Однообразный стук колес и покачиванье вагона постепенно успокоили его и укротили душевное смятенье, подобно тому как мощный ритм обуздывает бурные волны музыки. Перед Кристофом проходила вся его жизнь, начиная с мечтаний далекого детства: увлечения, надежды, разочарования, утраты и — ликующая сила, упоенность страданием, радостью, творчеством, жажда обнять и прижать к сердцу всю жизнь с ее блеском и ее величественными тенями, ибо эта жизнь была душой его души, его сокровенным богом. Теперь, на расстоянии, все прояснялось. Порывы изменчивых желаний смятение мыслей, ошибки, заблуждения, яростные бит вы — все вставало перед ним в образе водоворотов и вихрей, уносимых великим потоком к вечной цели.

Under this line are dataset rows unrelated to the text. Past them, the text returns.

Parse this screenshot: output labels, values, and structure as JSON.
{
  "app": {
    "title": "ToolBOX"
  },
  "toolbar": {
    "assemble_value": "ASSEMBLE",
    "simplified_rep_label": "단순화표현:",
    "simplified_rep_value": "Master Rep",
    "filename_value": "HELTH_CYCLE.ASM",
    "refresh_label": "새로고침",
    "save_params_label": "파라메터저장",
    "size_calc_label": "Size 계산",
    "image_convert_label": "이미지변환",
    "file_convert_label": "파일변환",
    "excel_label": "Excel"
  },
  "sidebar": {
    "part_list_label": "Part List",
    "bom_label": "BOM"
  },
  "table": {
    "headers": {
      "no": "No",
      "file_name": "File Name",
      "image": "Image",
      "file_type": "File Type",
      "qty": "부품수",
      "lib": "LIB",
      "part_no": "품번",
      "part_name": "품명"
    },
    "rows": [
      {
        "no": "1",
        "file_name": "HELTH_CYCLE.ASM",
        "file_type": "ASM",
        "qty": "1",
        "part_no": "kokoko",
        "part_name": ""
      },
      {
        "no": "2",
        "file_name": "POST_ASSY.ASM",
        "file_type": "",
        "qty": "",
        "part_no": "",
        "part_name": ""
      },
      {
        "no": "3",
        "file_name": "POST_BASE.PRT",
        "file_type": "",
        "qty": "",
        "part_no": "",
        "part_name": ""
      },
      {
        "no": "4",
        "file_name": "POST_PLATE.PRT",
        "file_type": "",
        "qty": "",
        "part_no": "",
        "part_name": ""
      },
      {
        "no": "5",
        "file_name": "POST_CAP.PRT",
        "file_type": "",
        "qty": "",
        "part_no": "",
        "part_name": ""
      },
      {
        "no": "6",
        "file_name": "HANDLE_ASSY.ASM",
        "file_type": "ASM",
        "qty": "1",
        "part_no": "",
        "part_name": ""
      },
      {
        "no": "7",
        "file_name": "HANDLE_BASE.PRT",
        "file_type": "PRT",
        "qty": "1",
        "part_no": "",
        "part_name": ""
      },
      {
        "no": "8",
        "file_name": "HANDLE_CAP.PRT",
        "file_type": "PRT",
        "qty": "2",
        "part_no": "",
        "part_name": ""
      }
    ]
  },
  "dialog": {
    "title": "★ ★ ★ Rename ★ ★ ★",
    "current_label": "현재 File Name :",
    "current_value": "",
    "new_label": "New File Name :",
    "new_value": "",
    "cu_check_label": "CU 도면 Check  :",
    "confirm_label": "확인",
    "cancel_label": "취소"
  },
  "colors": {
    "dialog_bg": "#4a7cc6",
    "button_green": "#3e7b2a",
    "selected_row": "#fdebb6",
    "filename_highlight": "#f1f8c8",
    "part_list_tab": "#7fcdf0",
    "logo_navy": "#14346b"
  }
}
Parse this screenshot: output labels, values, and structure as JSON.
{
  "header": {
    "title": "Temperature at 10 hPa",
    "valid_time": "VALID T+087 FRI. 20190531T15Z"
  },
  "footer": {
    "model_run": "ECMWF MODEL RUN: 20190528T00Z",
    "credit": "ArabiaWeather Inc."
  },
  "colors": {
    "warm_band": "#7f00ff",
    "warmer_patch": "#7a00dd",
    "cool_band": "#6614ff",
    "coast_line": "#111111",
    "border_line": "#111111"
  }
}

Он постигал теперь скрытый смысл этих лет, полных испытаний; каждое испытание было преградой, которую сносила своим напором все более полноводная река; и каждый раз из более узкой долины она изливалась в более широкую; кругозор раздвигался, дышалось свободнее. Река пробила себе дорогу между холмами Франции и германской равниной, заливая луга, подмывая подножие холмов, вбирая в себя воды обеих стран. Так она текла — не для того, чтобы разделить их, но чтобы соединить; в ней они сочетались. И Кристоф впервые понял свое предназначение — оно состояло в том, чтобы вливать, подобно артерии, в два враждующих народа все жизненные силы, шедшие от обоих берегов. Перед Кристофом, в самый мрачный час его жизни, открылись удивительная ясность, покой, нежданный свет… Затем видение исчезло, и в памяти осталось только скорбное и нежное лицо его старенькой мамы.

Когда он приехал в маленький немецкий городок, день едва брезжил. Надо было остерегаться, чтобы его не узнали, так как ему все еще угрожал арест. Но на вокзале на него решительно никто не обратил внимания; городок еще спал, дома были заперты, улицы безлюдны; стоял тот серый предутренний час, когда ночные огни уже гаснут, а дневного света еще нет, когда сон особенно сладок и на сновидениях лежит бледный отблеск восхода. Молоденькая служанка открывала ставни какой-то лавочки, напевая старинную Lied. Кристофа душило волнение. О родина! Возлюбленная!.. Он готов был целовать землю, по которой ступал. Слушая эту простодушную песню, согревавшую ему сердце, Кристоф почувствовал, как был несчастен вдали от родины и как он ее любит. Он шел, едва переводя дыхание. Увидев родной дом, он вынужден был остановиться и зажать рот рукой, чтобы не закричать. В каком состоянии найдет он ту, которая здесь живет и которую он покинул? Отдышавшись, он почти бегом поспешил к двери. Она была приотворена; Кристоф толкнул ее. Никого… Старая деревянная лестница заскрипела под его ногами. Он поднялся наверх. Казалось, дом пуст. Дверь в комнату матери была закрыта.